Seven Bad Investments
1. You should never invest in a company based solely upon an oral presentation. What you hear is never what you get. In fact, if you hear something and check upon it and discover it's false, the presenter denies ever having made the statement. The oral sales pitch is the favorite tool of swindlers.
2. You must investigate a written business plan. Over 80% of the business plans you review will have at least one major misstatement of material fact in them. Often business plans are a tissue of lies whose sole purpose is to separate you from your money. If you find one or more lies, don't invest.
3. Investing in startup or early stage companies is betting against the odds. Your odds of your company surviving five years are about 1-in-100. If it survives and makes money, your average return on investment is about tenfold. Bet on enough of these startup and early stage companies and you can retire to the poorhouse.
4. Companies with a great deal of long term debt are losers. Recently, I looked at a company that had spent $44,000,000 of investors' money during the past eight years and in 2005, its gross revenues were $39,000. Sadly, most of the investors don't realize that there is no way they can recover their risk capital. Putting more money into this company is throwing money away.
5. Betting that engineering management will make a business profitable is rarely a good bet. Engineers focus on improving the product's technology and not on selling the product. From an engineering viewpoint, the product is never good enough for the market. Consider Bill Gates, he purchased DOS from its software developers and SOLD it to IBM as their PC operational software. It wasn't the best available software at the time. He then hired engineers to constantly upgrade DOS and develop all the other software programs that have become Microsoft. Contrary to what you learned as a child, if you build a better mousetrap, people will not beat a path to your door. Produces and services must be sold and Mr. Gates was a good salesperson.

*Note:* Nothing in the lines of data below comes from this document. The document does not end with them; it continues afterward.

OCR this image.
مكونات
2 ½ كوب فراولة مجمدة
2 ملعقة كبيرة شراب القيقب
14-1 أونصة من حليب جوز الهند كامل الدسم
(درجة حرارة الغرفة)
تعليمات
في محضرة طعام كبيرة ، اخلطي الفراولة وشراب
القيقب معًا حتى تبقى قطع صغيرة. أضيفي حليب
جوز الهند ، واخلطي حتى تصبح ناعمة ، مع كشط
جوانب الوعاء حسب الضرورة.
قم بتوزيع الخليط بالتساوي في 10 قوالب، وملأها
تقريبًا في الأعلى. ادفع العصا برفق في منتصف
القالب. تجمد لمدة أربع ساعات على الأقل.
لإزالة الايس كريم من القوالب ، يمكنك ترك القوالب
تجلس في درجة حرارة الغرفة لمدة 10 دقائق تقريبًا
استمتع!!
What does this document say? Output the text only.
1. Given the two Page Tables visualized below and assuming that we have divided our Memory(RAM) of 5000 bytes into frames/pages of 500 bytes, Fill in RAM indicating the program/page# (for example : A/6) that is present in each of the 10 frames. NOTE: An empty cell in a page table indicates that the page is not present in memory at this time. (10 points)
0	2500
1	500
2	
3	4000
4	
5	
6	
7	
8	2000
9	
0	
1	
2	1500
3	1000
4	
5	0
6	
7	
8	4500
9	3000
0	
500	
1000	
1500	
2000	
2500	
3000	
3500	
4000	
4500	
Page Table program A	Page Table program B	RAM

6. Never take stock in a private company for your cash. Insist upon an equity position. If the company is a startup or early stage company, you want at least half of the company for your money. If the company has income, your money should convert into an equity position based upon the business value of the company against the funds you are risking upon its expansion. Remember that you don't need the company. The company needs your money. Make your investment based upon this reality.
7. Don't throw good money after bad money. If your gamble failed, don't send the company more money in the hopes of turning your bad investment into a good investment. It's like trying to turn a cow's ear into a silk purse. Only a miracle will make your monetary effort a success. And, miracles rarely happen in business.
There are forty or fifty common investment errors. The above seven mistakes occur almost weekly in my review of investment deals for investors. These mistakes are not limited to a few unsophisticated people with more money than good sense. I know money mangers, professional investors and bankers who have made all of these bad investments.
I think the best training for investors is to learn to play Poker. The card game teaches you how to read people and how to evaluate the odds. Any time that you regularly bet against the odds, you must lose your money over time. If you can't spot the swindlers, you will be spending a lot of time and money doing Due Diligence to learn that swindlers are making about 80% of the business investment offers.
A government licensed anything doesn't make the offer any better than an offer from some guy with a vision. I like to cite the enterprising swindler, who after being sentenced to Lompoc Prison got the SEC to license him as an investment advisor. He used this fact to fleece the public of another $2.5 million as he returned to his cell each evening.
Before you write a check, play Devil's Advocate. Find out what is wrong with the deal and you will save yourself a lot of grief. An ounce of prevention is worth several pounds of cure.